例えば出来の悪い企画書。途中までできたものを、あれこれいじっていてもだめ。研究計画書なんかもそうかも。もともとのアイデアや構想が良くないのに、とにかく完成させようとして焦っても、ロクなものにならないんだ。そういうときは、いっそのことすべてをポイッと捨てて、はじめからやりなおしたほうが早い。えいっと、リセットしてやりなおし。

最近の映画やテレビ番組では見かけなくなったシーン。作家、小説家、いわゆる「物書き」という人たちが、ボサボサの頭をかきかき、うんうん言いながら原稿の執筆中。書きかけの原稿を、やおら「ぐしゃぐしゃぐしゃ」とまるめて「ポイっ」とクズカゴに。ふーっと深呼吸をひとつ。そしてまた、真っ白な原稿用紙に向かう。

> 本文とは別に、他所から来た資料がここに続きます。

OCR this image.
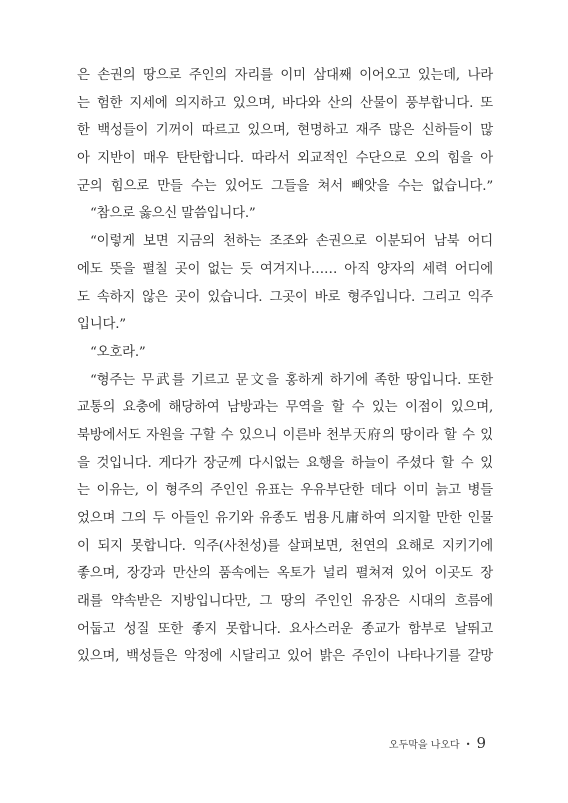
은 손권의 땅으로 주인의 자리를 이미 삼대째 이어오고 있는데, 나라
는 험한 지세에 의지하고 있으며, 바다와 산의 산물이 풍부합니다. 또
한 백성들이 기꺼이 따르고 있으며, 현명하고 재주 많은 신하들이 많
아 지반이 매우 탄탄합니다. 따라서 외교적인 수단으로 오의 힘을 아
군의 힘으로 만들 수는 있어도 그들을 쳐서 빼앗을 수는 없습니다.”
“참으로 옳으신 말씀입니다.”
“이렇게 보면 지금의 천하는 조조와 손권으로 이분되어 남북 어디
에도 뜻을 펼칠 곳이 없는 듯 여겨지나…… 아직 양자의 세력 어디에
도 속하지 않은 곳이 있습니다. 그곳이 바로 형주입니다. 그리고 익주
입니다.”
“오호라.”
“형주는 무武를 기르고 문文을 홍하게 하기에 족한 땅입니다. 또한
교통의 요충에 해당하여 남방과는 무역을 할 수 있는 이점이 있으며,
북방에서도 자원을 구할 수 있으니 이른바 천부天府의 땅이라 할 수 있
을 것입니다. 게다가 장군께 다시없는 요행을 하늘이 주셨다 할 수 있
는 이유는, 이 형주의 주인인 유표는 우유부단한 데다 이미 늙고 병들
었으며 그의 두 아들인 유기와 유종도 범용凡庸하여 의지할 만한 인물
이 되지 못합니다. 익주(사천성)를 살펴보면, 천연의 요해로 지키기에
좋으며, 장강과 만산의 품속에는 옥토가 널리 펼쳐져 있어 이곳도 장
래를 약속받은 지방입니다만, 그 땅의 주인인 유장은 시대의 흐름에
어둡고 성질 또한 좋지 못합니다. 요사스러운 종교가 함부로 날뛰고
있으며, 백성들은 악정에 시달리고 있어 밝은 주인이 나타나기를 갈망
오두막을 나오다 • 9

今はこれ、映画で見ないだけでなく、実際になかなかできませんね。「ぐしゃぐしゃぐしゃ」って、原稿用紙を揉みくちゃにしたくても、そもそも原稿用紙自体がない。企画書って言っても、要はデータなんだもん。マックが、システム・サウンドで「ぐしゃぐしゃぐしゃ」って言ってくれるだけ。リアルな「ぐしゃぐしゃぐしゃ」はできないんだ。

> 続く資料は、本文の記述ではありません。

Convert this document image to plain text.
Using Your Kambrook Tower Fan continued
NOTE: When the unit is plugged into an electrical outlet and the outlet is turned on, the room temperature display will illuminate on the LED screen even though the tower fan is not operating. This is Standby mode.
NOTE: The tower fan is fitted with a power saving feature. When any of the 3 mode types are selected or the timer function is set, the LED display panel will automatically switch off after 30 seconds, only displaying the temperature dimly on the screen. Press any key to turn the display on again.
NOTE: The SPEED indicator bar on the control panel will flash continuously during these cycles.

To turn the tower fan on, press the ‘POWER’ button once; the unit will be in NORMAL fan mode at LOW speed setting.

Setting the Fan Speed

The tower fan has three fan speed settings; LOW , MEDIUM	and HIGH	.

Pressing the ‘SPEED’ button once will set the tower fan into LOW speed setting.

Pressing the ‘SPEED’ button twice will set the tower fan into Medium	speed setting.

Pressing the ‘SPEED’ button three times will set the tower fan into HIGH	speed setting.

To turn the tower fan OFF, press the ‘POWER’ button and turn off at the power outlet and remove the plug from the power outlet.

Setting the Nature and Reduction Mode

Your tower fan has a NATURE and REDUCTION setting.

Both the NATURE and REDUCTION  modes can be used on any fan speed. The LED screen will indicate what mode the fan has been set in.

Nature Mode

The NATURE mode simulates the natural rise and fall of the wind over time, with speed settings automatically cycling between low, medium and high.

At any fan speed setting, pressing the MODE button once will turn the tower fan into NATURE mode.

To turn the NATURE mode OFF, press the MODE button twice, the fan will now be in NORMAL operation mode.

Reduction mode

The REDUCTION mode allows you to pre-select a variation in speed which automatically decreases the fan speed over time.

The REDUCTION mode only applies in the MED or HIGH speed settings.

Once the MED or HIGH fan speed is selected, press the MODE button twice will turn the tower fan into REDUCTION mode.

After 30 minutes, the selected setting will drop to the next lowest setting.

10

私たち人間の体にも、はじめからやりなおしたほうがいいパーツがあるんだって。例えば盲腸。進化の過程で、消化管の一部にそういう腸があったほうが良いときがあったんだろうけど、現在の私たちの体には不要なもの。だからといって、いまさら簡単には無くせません。私たちが日々お世話になっている「眼」。これにも設計上の問題が。視神経が眼球から出て行くところの配線が良くない。そのために「盲点」というものがある。配線を変えるといいのだけど(トカゲの眼はそうなっているそうだ)まさか人体の設計をはじめからやりなおすわけにはいかない。また43億年かかるし。

今年の7月に始まる「地デジ」もそうだ。人体の進化と同じように、テレビやラジオを支える放送システムも、ある順番に技術進化を遂げてきた。1953年2月1日にNHKがテレビ放送を始めたときには、テレビ・ラジオの電波塔から広域に発射される、アナログ電波によるものということで当然だった。ほかに優れた手段など無かった。

しかしもし1953年に、インターネットや高速無線LANや携帯電話の技術を知っていたら、テレビは生まれたのだろうか?もし今、はじめからやりなおすことができるとして、私たちは「地デジ」を選ぶのだろうか。日本の国土にすべからく、映像と音のコンテンツを届ける手段として「地デジによる放送システム」を選ぶのだろうか。おそらくは、バックボーンとなる光回線を主軸とした通信網と、末端における無線通信の組み合わせによるシステムを選んだことだろう。

冒頭の詩は、インディアンの古老が、かつてナンシー・ウッドに語った言葉。「おまえは後もどりできない」。そう、私たちは後ろ向きに進むことはできないのだ。どんなに理不尽でも効率が悪くとも、進歩の道を前に向かって進むだけなのだ。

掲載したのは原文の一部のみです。